At first, when they were at the top of the mountain, there was nothing to be seen. But soon the sky in the east began to lighten and grow pink, then the fog that lay below them began to melt away, and, as the sun rose, they saw the full wonder of the spectacle.
“I never saw anything so beautiful in all my life!” exclaimed Bessie with a sigh of delight. “See how it seems to gild everything as the light rises, Dolly!”
“Yes, and you can see the sea, way off in the distance! How tiny all the towns and villages look from here! It’s just like looking at a map, isn’t it?”
“Well, it was certainly worth getting up in the middle of the night to see it, Bessie. And I do love to sleep, too!”
“I’d stay up all night to see this, any time. I never even dreamed of anything so lovely.”

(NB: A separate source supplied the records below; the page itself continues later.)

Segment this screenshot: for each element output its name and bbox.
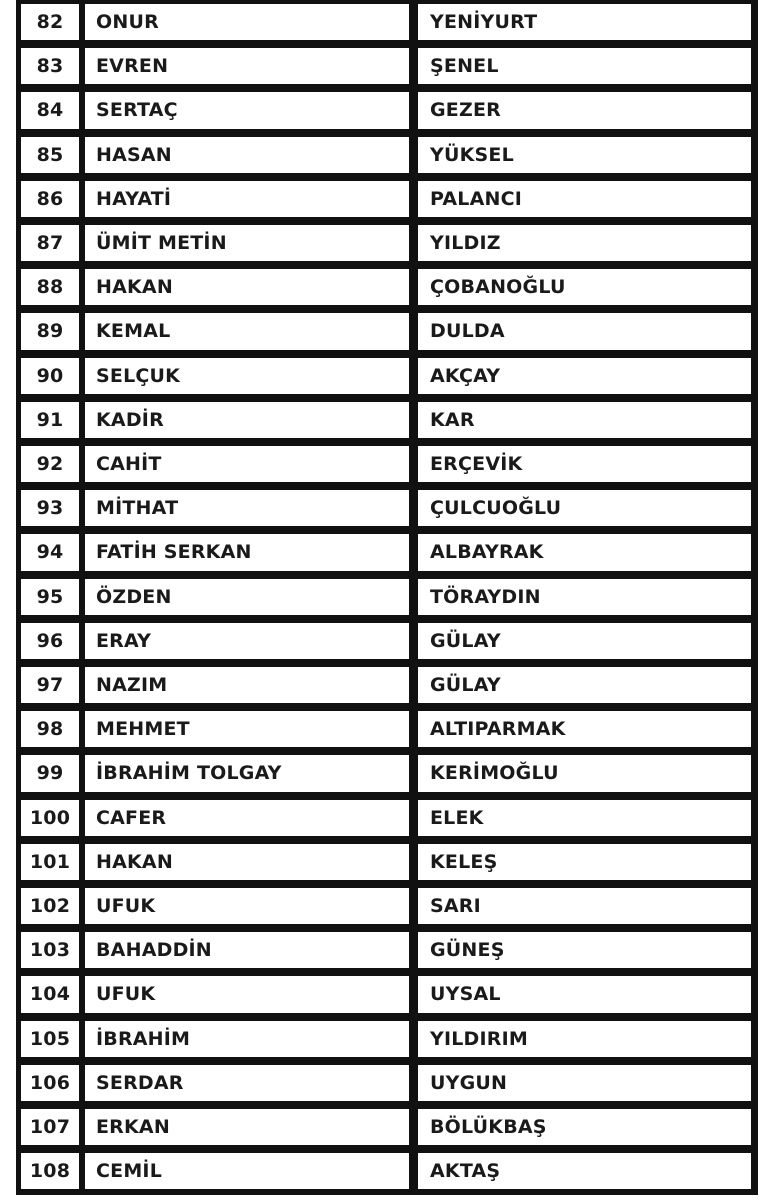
row-number: 85 xyxy=(21,137,79,173)
first-name: SELÇUK xyxy=(85,358,409,394)
first-name: SERDAR xyxy=(85,1065,409,1101)
first-name: UFUK xyxy=(85,888,409,924)
row-number: 87 xyxy=(21,225,79,261)
row-number: 98 xyxy=(21,711,79,747)
first-name: CEMİL xyxy=(85,1153,409,1189)
last-name: AKÇAY xyxy=(418,358,751,394)
table-row xyxy=(16,0,758,44)
last-name: YÜKSEL xyxy=(418,137,751,173)
row-number: 107 xyxy=(21,1109,79,1145)
last-name: YILDIZ xyxy=(418,225,751,261)
row-number: 89 xyxy=(21,313,79,349)
row-number: 84 xyxy=(21,92,79,128)
last-name: GÜNEŞ xyxy=(418,932,751,968)
first-name: KADİR xyxy=(85,402,409,438)
row-number: 108 xyxy=(21,1153,79,1189)
row-number: 104 xyxy=(21,976,79,1012)
row-number: 86 xyxy=(21,181,79,217)
first-name: HAYATİ xyxy=(85,181,409,217)
last-name: ALTIPARMAK xyxy=(418,711,751,747)
table-row xyxy=(16,707,758,751)
row-number: 105 xyxy=(21,1021,79,1057)
row-number: 102 xyxy=(21,888,79,924)
table-row xyxy=(16,442,758,486)
table-row xyxy=(16,840,758,884)
last-name: ALBAYRAK xyxy=(418,534,751,570)
table-row xyxy=(16,884,758,928)
first-name: UFUK xyxy=(85,976,409,1012)
row-number: 106 xyxy=(21,1065,79,1101)
first-name: İBRAHİM TOLGAY xyxy=(85,755,409,791)
row-number: 82 xyxy=(21,4,79,40)
row-number: 97 xyxy=(21,667,79,703)
table-row xyxy=(16,133,758,177)
table-row xyxy=(16,1017,758,1061)
row-number: 95 xyxy=(21,579,79,615)
table-row xyxy=(16,221,758,265)
table-row xyxy=(16,265,758,309)
last-name: YENİYURT xyxy=(418,4,751,40)
first-name: MİTHAT xyxy=(85,490,409,526)
table-row xyxy=(16,796,758,840)
table-row xyxy=(16,398,758,442)
table-row xyxy=(16,972,758,1016)
table-row xyxy=(16,486,758,530)
last-name: ŞENEL xyxy=(418,48,751,84)
first-name: ERAY xyxy=(85,623,409,659)
last-name: ÇULCUOĞLU xyxy=(418,490,751,526)
row-number: 88 xyxy=(21,269,79,305)
last-name: ERÇEVİK xyxy=(418,446,751,482)
row-number: 93 xyxy=(21,490,79,526)
table-row xyxy=(16,575,758,619)
table-row xyxy=(16,751,758,795)
table-row xyxy=(16,177,758,221)
table-row xyxy=(16,1061,758,1105)
table-row xyxy=(16,928,758,972)
first-name: EVREN xyxy=(85,48,409,84)
row-number: 100 xyxy=(21,800,79,836)
last-name: GÜLAY xyxy=(418,623,751,659)
last-name: UYSAL xyxy=(418,976,751,1012)
last-name: UYGUN xyxy=(418,1065,751,1101)
row-number: 90 xyxy=(21,358,79,394)
last-name: BÖLÜKBAŞ xyxy=(418,1109,751,1145)
row-number: 83 xyxy=(21,48,79,84)
table-row xyxy=(16,530,758,574)
first-name: FATİH SERKAN xyxy=(85,534,409,570)
first-name: ERKAN xyxy=(85,1109,409,1145)
row-number: 99 xyxy=(21,755,79,791)
first-name: CAFER xyxy=(85,800,409,836)
first-name: MEHMET xyxy=(85,711,409,747)
row-number: 103 xyxy=(21,932,79,968)
last-name: PALANCI xyxy=(418,181,751,217)
last-name: GEZER xyxy=(418,92,751,128)
last-name: KERİMOĞLU xyxy=(418,755,751,791)
table-row xyxy=(16,1105,758,1149)
first-name: SERTAÇ xyxy=(85,92,409,128)
table-row xyxy=(16,1149,758,1193)
row-number: 94 xyxy=(21,534,79,570)
row-number: 91 xyxy=(21,402,79,438)
last-name: ELEK xyxy=(418,800,751,836)
table-row xyxy=(16,44,758,88)
last-name: DULDA xyxy=(418,313,751,349)
row-number: 92 xyxy=(21,446,79,482)
table-row xyxy=(16,663,758,707)
first-name: HAKAN xyxy=(85,844,409,880)
last-name: GÜLAY xyxy=(418,667,751,703)
first-name: HASAN xyxy=(85,137,409,173)
table-row xyxy=(16,354,758,398)
first-name: ÖZDEN xyxy=(85,579,409,615)
last-name: TÖRAYDIN xyxy=(418,579,751,615)
first-name: KEMAL xyxy=(85,313,409,349)
first-name: ONUR xyxy=(85,4,409,40)
first-name: CAHİT xyxy=(85,446,409,482)
first-name: HAKAN xyxy=(85,269,409,305)
first-name: İBRAHİM xyxy=(85,1021,409,1057)
row-number: 101 xyxy=(21,844,79,880)
last-name: SARI xyxy=(418,888,751,924)
first-name: BAHADDİN xyxy=(85,932,409,968)
last-name: KAR xyxy=(418,402,751,438)
first-name: ÜMİT METİN xyxy=(85,225,409,261)
row-number: 96 xyxy=(21,623,79,659)
table-row xyxy=(16,309,758,353)
table-row xyxy=(16,619,758,663)
last-name: ÇOBANOĞLU xyxy=(418,269,751,305)
first-name: NAZIM xyxy=(85,667,409,703)
last-name: KELEŞ xyxy=(418,844,751,880)
last-name: AKTAŞ xyxy=(418,1153,751,1189)
last-name: YILDIRIM xyxy=(418,1021,751,1057)
table-row xyxy=(16,88,758,132)
candidate-table xyxy=(16,0,758,1195)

“We were very fortunate,” said Eleanor, with a smile. “I’ve been up here when the fog was so thick that you couldn’t see a thing, and only knew the sun had risen because it got a little lighter. I’ve known it to be that way for a week at a time, and some people would stay, and come up here morning after morning, and be disappointed each time!”
“That’s awfully mean,” said Dolly. “I suppose, though, if they had never seen it, they wouldn’t mind so much, because they wouldn’t know what they were missing.”
“They never seemed very happy about it, though,” laughed Eleanor. “Well, it’s time to go down again, and be off for Windsor. And then to-morrow morning we’ll be off for the seashore. We’re to camp there, right on the beach, instead of living in a house. That will be much better, I think.”